A new comedic army claimed responsibility for the attack in a statement published on the Internet, this time 'The Arabic resistance movement', 'Al-Rashid brigades', naming Mohammed Al-Samarrai, and Ali Al-Juboori as the perpetrators, both are Iraqi Sunnis in case you were wondering. Up till now I never believed an Iraqi would carry out a suicide attack, although it is still disputable whether or not the attack was suicidal, but if proven true it would be an unprecedented development indicating that foreign terrorists have infiltrated enough to be able to recruit Iraqis with a predisposition for such acts.

The solution is not to erect higher concrete barriers, nor is it to place a checkpoint for the checkpoint for the entry gates. Experienced Iraqi intelligence officers swarming the country is the solution. The new Mukhabarat should be put to the test. Also, effective disarmament of the population (not attempted till now) starting with militias is an important and necessary step.
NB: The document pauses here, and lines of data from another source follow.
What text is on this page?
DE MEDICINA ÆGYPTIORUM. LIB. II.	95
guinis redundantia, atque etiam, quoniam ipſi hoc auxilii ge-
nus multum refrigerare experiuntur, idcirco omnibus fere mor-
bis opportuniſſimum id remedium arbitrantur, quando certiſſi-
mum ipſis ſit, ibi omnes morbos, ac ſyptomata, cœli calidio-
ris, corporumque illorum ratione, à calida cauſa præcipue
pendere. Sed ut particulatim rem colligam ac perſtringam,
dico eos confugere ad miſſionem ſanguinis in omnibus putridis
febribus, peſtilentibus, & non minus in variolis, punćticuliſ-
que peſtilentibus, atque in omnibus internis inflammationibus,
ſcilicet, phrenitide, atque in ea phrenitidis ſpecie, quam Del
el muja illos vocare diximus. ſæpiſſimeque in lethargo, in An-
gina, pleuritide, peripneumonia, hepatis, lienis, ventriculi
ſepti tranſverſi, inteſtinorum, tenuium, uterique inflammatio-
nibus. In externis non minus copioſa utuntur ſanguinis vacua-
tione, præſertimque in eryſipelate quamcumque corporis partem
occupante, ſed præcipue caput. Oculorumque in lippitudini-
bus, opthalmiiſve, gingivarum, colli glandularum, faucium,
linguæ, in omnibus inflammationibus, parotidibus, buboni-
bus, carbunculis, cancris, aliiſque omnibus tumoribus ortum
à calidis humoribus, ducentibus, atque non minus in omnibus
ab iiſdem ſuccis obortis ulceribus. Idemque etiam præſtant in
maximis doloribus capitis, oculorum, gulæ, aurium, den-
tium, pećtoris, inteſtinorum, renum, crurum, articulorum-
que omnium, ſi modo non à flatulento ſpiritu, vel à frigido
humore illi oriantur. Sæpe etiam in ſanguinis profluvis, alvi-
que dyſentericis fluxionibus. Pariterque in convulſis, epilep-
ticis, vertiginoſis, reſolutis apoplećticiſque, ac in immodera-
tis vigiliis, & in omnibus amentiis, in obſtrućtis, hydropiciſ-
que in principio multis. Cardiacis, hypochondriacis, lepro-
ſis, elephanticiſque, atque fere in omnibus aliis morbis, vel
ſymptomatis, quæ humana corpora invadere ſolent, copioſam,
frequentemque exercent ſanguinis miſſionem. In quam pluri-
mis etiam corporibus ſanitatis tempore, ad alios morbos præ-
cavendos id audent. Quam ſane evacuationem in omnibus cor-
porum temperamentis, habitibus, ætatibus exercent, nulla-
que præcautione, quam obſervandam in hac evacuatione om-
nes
Further attacks, probably deadlier, are to be expected in the near future. Iraqi security forces have confidently announced on several occasions that they would do better if handed full security responsibilities. I fail to see so, especially when we have had examples of IP and ICDC cutting and running in the face of Al-Mahdi army in the south when Al-sadr decided to stir trouble. IP have not even defended their own stations when they came under attack in many cities, IP joining Al-Mahdi militiamen in looting at Basrah, gangs with elements of IP in Ammarah, and the cases of ICDC refusing to participate in restoring order at Fallujah and Kut with the feeble excuse that they would 'not attack fellow Iraqis'. Okay then, please try convincing insurgents, militias, foreign Jihadis, bandits, kidnappers, looters, criminals, and gangsters NOT to attack fellow Iraqis, maybe then we can see some real progress, Inshallah as they say in this corner of the world.